Pete Dako prefers Frederic Rzewski's Attica to his Coming Together and quotes a Robert Christgau review:
The design of "Coming Together" is simple, even minimal: Steve ben Israel reads and rereads one of Sam Melville's letters from Attica over a jazzy, repetitious vamp. Yet the result is political art as expressive and accessible as Guernica...
Coming Together was recorded on the recent Ear Unit CD. I actually prefer a nineties CD recording of the piece. However, I cannot place the CD and have not found it on the web; maybe it was on Wergo and features a German or Eastern European voice reading the letter?
In any case, Donna McCabe analyzes the piece and gives more about Sam Melville including that his original name was Samuel Grossman and that he was convicted of the 1969 Manhattan bombings, which were politically inspired. She discusses the sense of "timelessness" in the work.

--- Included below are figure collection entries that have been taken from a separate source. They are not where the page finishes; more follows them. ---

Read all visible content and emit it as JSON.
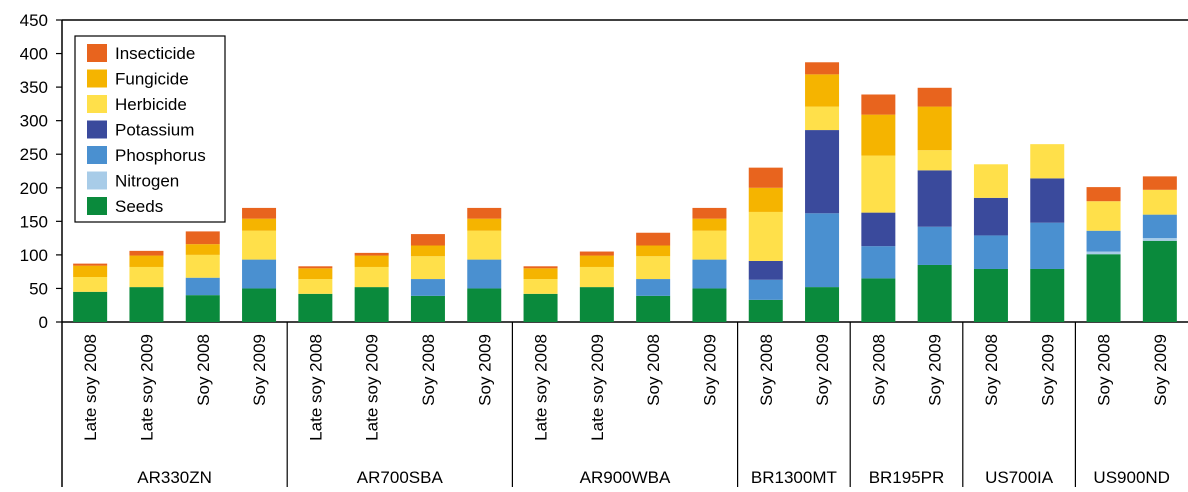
{
  "chart_data": {
    "type": "bar",
    "stacked": true,
    "title": "",
    "xlabel": "",
    "ylabel": "",
    "ylim": [
      0,
      450
    ],
    "yticks": [
      0,
      50,
      100,
      150,
      200,
      250,
      300,
      350,
      400,
      450
    ],
    "legend_position": "top-left",
    "categories": [
      "Late soy 2008",
      "Late soy 2009",
      "Soy 2008",
      "Soy 2009",
      "Late soy 2008",
      "Late soy 2009",
      "Soy 2008",
      "Soy 2009",
      "Late soy 2008",
      "Late soy 2009",
      "Soy 2008",
      "Soy 2009",
      "Soy 2008",
      "Soy 2009",
      "Soy 2008",
      "Soy 2009",
      "Soy 2008",
      "Soy 2009",
      "Soy 2008",
      "Soy 2009"
    ],
    "groups": [
      {
        "label": "AR330ZN",
        "count": 4
      },
      {
        "label": "AR700SBA",
        "count": 4
      },
      {
        "label": "AR900WBA",
        "count": 4
      },
      {
        "label": "BR1300MT",
        "count": 2
      },
      {
        "label": "BR195PR",
        "count": 2
      },
      {
        "label": "US700IA",
        "count": 2
      },
      {
        "label": "US900ND",
        "count": 2
      }
    ],
    "series": [
      {
        "name": "Seeds",
        "color": "#0a8a3c",
        "values": [
          45,
          52,
          40,
          50,
          42,
          52,
          39,
          50,
          42,
          52,
          39,
          50,
          33,
          52,
          65,
          85,
          79,
          79,
          101,
          121
        ]
      },
      {
        "name": "Nitrogen",
        "color": "#a8cce8",
        "values": [
          0,
          0,
          0,
          0,
          0,
          0,
          0,
          0,
          0,
          0,
          0,
          0,
          0,
          0,
          0,
          0,
          0,
          0,
          4,
          4
        ]
      },
      {
        "name": "Phosphorus",
        "color": "#4a90d0",
        "values": [
          0,
          0,
          26,
          43,
          0,
          0,
          25,
          43,
          0,
          0,
          25,
          43,
          30,
          110,
          48,
          57,
          50,
          69,
          31,
          35
        ]
      },
      {
        "name": "Potassium",
        "color": "#3a4a9c",
        "values": [
          0,
          0,
          0,
          0,
          0,
          0,
          0,
          0,
          0,
          0,
          0,
          0,
          28,
          124,
          50,
          84,
          56,
          66,
          0,
          0
        ]
      },
      {
        "name": "Herbicide",
        "color": "#ffe04a",
        "values": [
          22,
          30,
          34,
          43,
          22,
          30,
          34,
          43,
          22,
          30,
          34,
          43,
          73,
          35,
          85,
          30,
          50,
          51,
          44,
          37
        ]
      },
      {
        "name": "Fungicide",
        "color": "#f5b400",
        "values": [
          17,
          17,
          16,
          18,
          16,
          17,
          16,
          18,
          16,
          17,
          16,
          18,
          36,
          48,
          61,
          65,
          0,
          0,
          0,
          0
        ]
      },
      {
        "name": "Insecticide",
        "color": "#e8641e",
        "values": [
          3,
          7,
          19,
          16,
          3,
          4,
          17,
          16,
          3,
          6,
          19,
          16,
          30,
          18,
          30,
          28,
          0,
          0,
          21,
          20
        ]
      }
    ]
  }
}
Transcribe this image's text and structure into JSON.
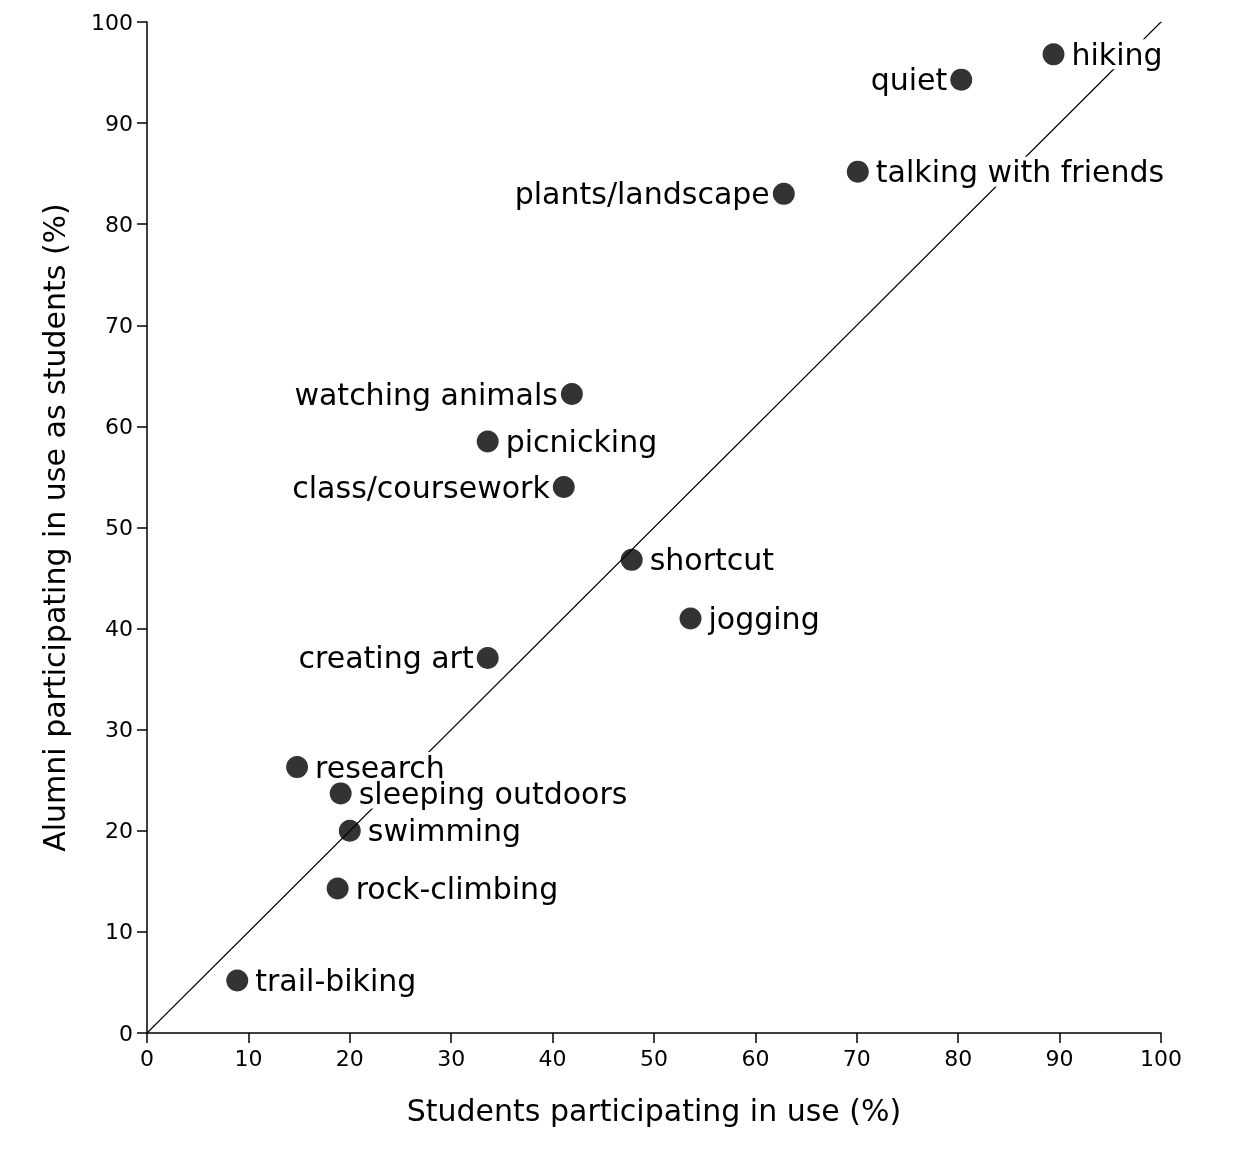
{
  "chart_data": {
    "type": "scatter",
    "xlabel": "Students participating in use (%)",
    "ylabel": "Alumni participating in use as students (%)",
    "xlim": [
      0,
      100
    ],
    "ylim": [
      0,
      100
    ],
    "xticks": [
      0,
      10,
      20,
      30,
      40,
      50,
      60,
      70,
      80,
      90,
      100
    ],
    "yticks": [
      0,
      10,
      20,
      30,
      40,
      50,
      60,
      70,
      80,
      90,
      100
    ],
    "grid": false,
    "series": [
      {
        "marker": "circle",
        "color": "#000000",
        "x": [
          89.4,
          80.3,
          70.1,
          62.8,
          41.9,
          33.6,
          41.1,
          47.8,
          53.6,
          33.6,
          14.8,
          19.1,
          20.0,
          18.8,
          8.9
        ],
        "values": [
          96.8,
          94.3,
          85.2,
          83.0,
          63.2,
          58.5,
          54.0,
          46.8,
          41.0,
          37.1,
          26.3,
          23.7,
          20.0,
          14.3,
          5.2
        ]
      },
      {
        "type": "line",
        "marker": "none",
        "line_style": "solid",
        "color": "#000000",
        "x": [
          0,
          100
        ],
        "values": [
          0,
          100
        ]
      }
    ],
    "annotations": [
      {
        "text": "hiking",
        "x": 89.4,
        "y": 96.8
      },
      {
        "text": "quiet",
        "x": 80.3,
        "y": 94.3
      },
      {
        "text": "talking with friends",
        "x": 70.1,
        "y": 85.2
      },
      {
        "text": "plants/landscape",
        "x": 62.8,
        "y": 83.0
      },
      {
        "text": "watching animals",
        "x": 41.9,
        "y": 63.2
      },
      {
        "text": "picnicking",
        "x": 33.6,
        "y": 58.5
      },
      {
        "text": "class/coursework",
        "x": 41.1,
        "y": 54.0
      },
      {
        "text": "shortcut",
        "x": 47.8,
        "y": 46.8
      },
      {
        "text": "jogging",
        "x": 53.6,
        "y": 41.0
      },
      {
        "text": "creating art",
        "x": 33.6,
        "y": 37.1
      },
      {
        "text": "research",
        "x": 14.8,
        "y": 26.3
      },
      {
        "text": "sleeping outdoors",
        "x": 19.1,
        "y": 23.7
      },
      {
        "text": "swimming",
        "x": 20.0,
        "y": 20.0
      },
      {
        "text": "rock-climbing",
        "x": 18.8,
        "y": 14.3
      },
      {
        "text": "trail-biking",
        "x": 8.9,
        "y": 5.2
      }
    ]
  }
}
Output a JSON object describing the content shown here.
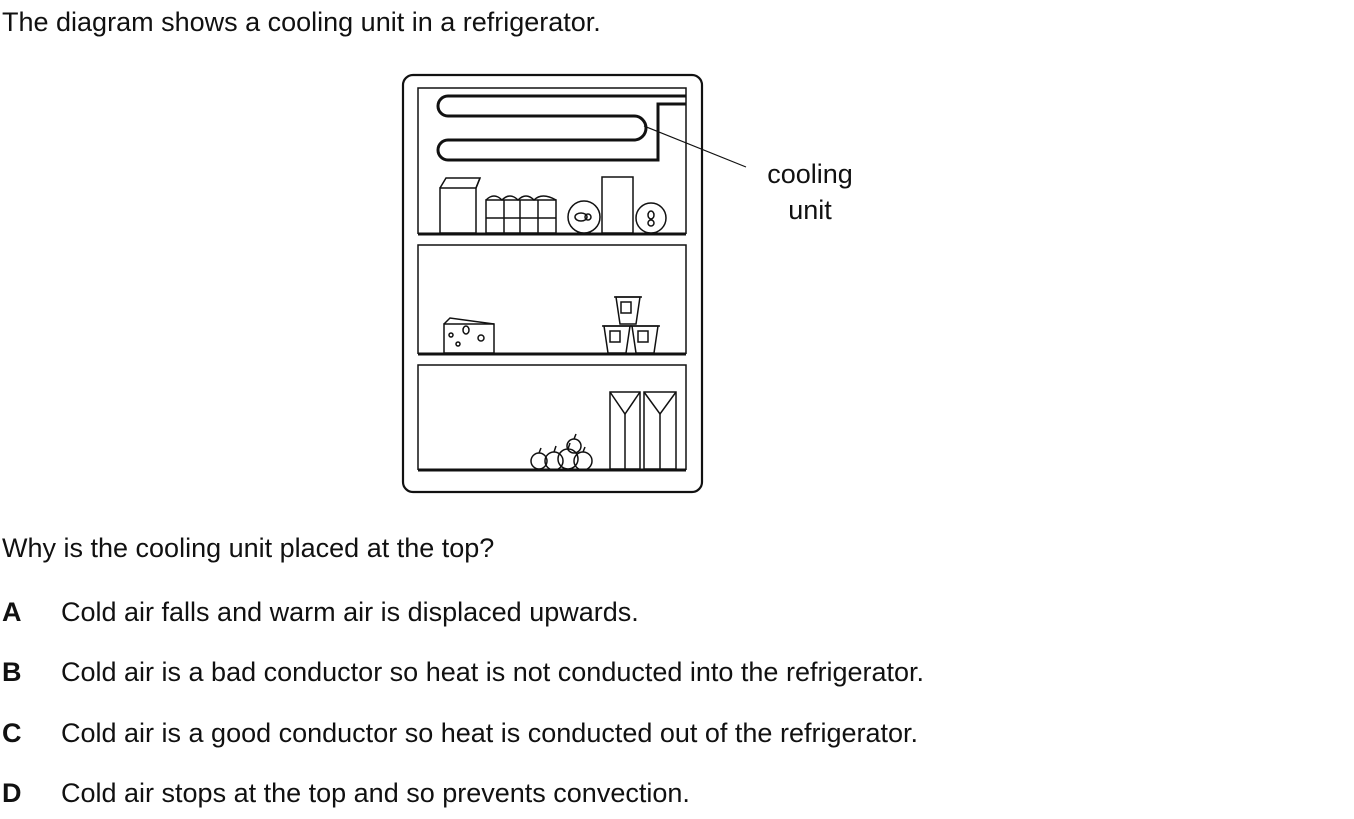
{
  "intro": "The diagram shows a cooling unit in a refrigerator.",
  "diagram": {
    "label_line1": "cooling",
    "label_line2": "unit"
  },
  "question": "Why is the cooling unit placed at the top?",
  "options": [
    {
      "letter": "A",
      "text": "Cold air falls and warm air is displaced upwards."
    },
    {
      "letter": "B",
      "text": "Cold air is a bad conductor so heat is not conducted into the refrigerator."
    },
    {
      "letter": "C",
      "text": "Cold air is a good conductor so heat is conducted out of the refrigerator."
    },
    {
      "letter": "D",
      "text": "Cold air stops at the top and so prevents convection."
    }
  ]
}
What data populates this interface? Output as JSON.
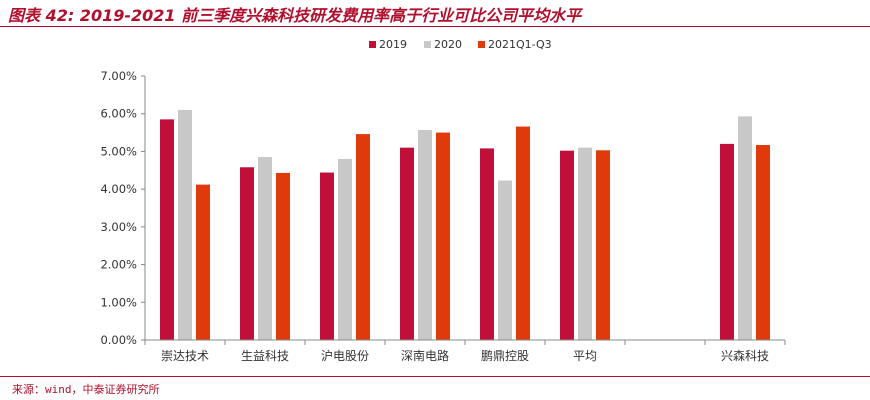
{
  "header": {
    "title": "图表 42:    2019-2021 前三季度兴森科技研发费用率高于行业可比公司平均水平"
  },
  "footer": {
    "source": "来源：wind，中泰证券研究所"
  },
  "colors": {
    "accent": "#b0102e",
    "s2019": "#c0103a",
    "s2020": "#c8c8c8",
    "s2021": "#e03a0c",
    "axis": "#888888"
  },
  "chart_data": {
    "type": "bar",
    "categories": [
      "崇达技术",
      "生益科技",
      "沪电股份",
      "深南电路",
      "鹏鼎控股",
      "平均",
      "",
      "兴森科技"
    ],
    "series": [
      {
        "name": "2019",
        "values": [
          5.85,
          4.58,
          4.44,
          5.1,
          5.08,
          5.02,
          null,
          5.2
        ]
      },
      {
        "name": "2020",
        "values": [
          6.1,
          4.85,
          4.8,
          5.57,
          4.23,
          5.1,
          null,
          5.93
        ]
      },
      {
        "name": "2021Q1-Q3",
        "values": [
          4.12,
          4.43,
          5.46,
          5.5,
          5.66,
          5.03,
          null,
          5.17
        ]
      }
    ],
    "ylim": [
      0,
      7
    ],
    "yticks": [
      "0.00%",
      "1.00%",
      "2.00%",
      "3.00%",
      "4.00%",
      "5.00%",
      "6.00%",
      "7.00%"
    ],
    "legend_position": "top-center",
    "grid": false
  }
}
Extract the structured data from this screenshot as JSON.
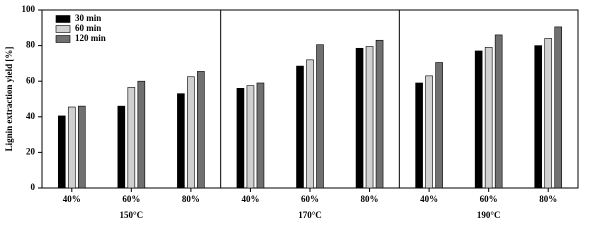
{
  "chart_data": {
    "type": "bar",
    "ylabel": "Lignin extraction yield [%]",
    "categories": [
      "40%",
      "60%",
      "80%",
      "40%",
      "60%",
      "80%",
      "40%",
      "60%",
      "80%"
    ],
    "groups": [
      "150°C",
      "170°C",
      "190°C"
    ],
    "series": [
      {
        "name": "30 min",
        "color": "#000000",
        "values": [
          40.5,
          46,
          53,
          56,
          68.5,
          78.5,
          59,
          77,
          80
        ]
      },
      {
        "name": "60 min",
        "color": "#d0d0d0",
        "values": [
          45.5,
          56.5,
          62.5,
          57.5,
          72,
          79.5,
          63,
          79,
          84
        ]
      },
      {
        "name": "120 min",
        "color": "#707070",
        "values": [
          46,
          60,
          65.5,
          59,
          80.5,
          83,
          70.5,
          86,
          90.5
        ]
      }
    ],
    "ylim": [
      0,
      100
    ],
    "yticks": [
      0,
      20,
      40,
      60,
      80,
      100
    ],
    "legend": "upper left"
  }
}
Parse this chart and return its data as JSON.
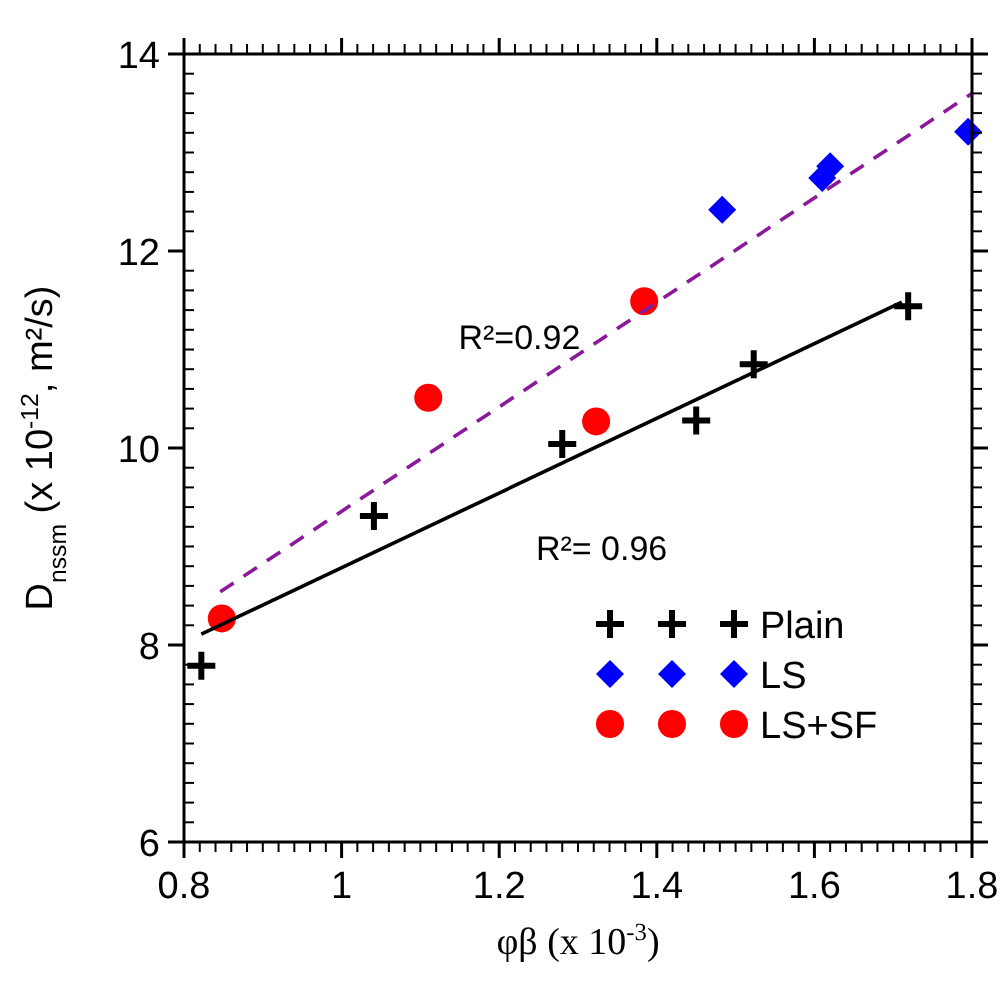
{
  "chart_data": {
    "type": "scatter",
    "xlabel": "φβ (x 10$^{-3}$)",
    "ylabel": "D$_{nssm}$ (x 10$^{-12}$, m²/s)",
    "xlim": [
      0.8,
      1.8
    ],
    "xticks": [
      0.8,
      1,
      1.2,
      1.4,
      1.6,
      1.8
    ],
    "ylim": [
      6,
      14
    ],
    "yticks": [
      6,
      8,
      10,
      12,
      14
    ],
    "grid": false,
    "legend": "bottom right",
    "series": [
      {
        "name": "Plain",
        "marker": "cross",
        "color": "#000000",
        "x": [
          0.822,
          1.041,
          1.28,
          1.45,
          1.523,
          1.719
        ],
        "values": [
          7.79,
          9.31,
          10.04,
          10.28,
          10.85,
          11.44
        ]
      },
      {
        "name": "LS",
        "marker": "diamond",
        "color": "#0000ff",
        "x": [
          1.483,
          1.61,
          1.62,
          1.795
        ],
        "values": [
          12.42,
          12.74,
          12.86,
          13.21
        ]
      },
      {
        "name": "LS+SF",
        "marker": "circle",
        "color": "#ff0000",
        "x": [
          0.848,
          1.11,
          1.323,
          1.384
        ],
        "values": [
          8.27,
          10.51,
          10.27,
          11.49
        ]
      },
      {
        "type": "line",
        "line_style": "dashed",
        "color": "#8b1a9b",
        "x": [
          0.846,
          1.8
        ],
        "values": [
          8.54,
          13.6
        ]
      },
      {
        "type": "line",
        "line_style": "solid",
        "color": "#000000",
        "x": [
          0.822,
          1.711
        ],
        "values": [
          8.11,
          11.48
        ]
      }
    ],
    "annotations": [
      "R²=0.92",
      "R²= 0.96"
    ]
  }
}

The beginning of Melville's text:
I think the combination of age and a greater coming together is responsible for the speed of the passing time. it's six months now, and I can tell you truthfully few periods in my life have passed so quickly. I am in excellent physical and emotional health. There are doubtless subtle surprises ahead, but I feel secure and ready...
The Ear Unit liner notes state that he was one of the organizers of the Attica, New York prison riots later that year, when he was killed.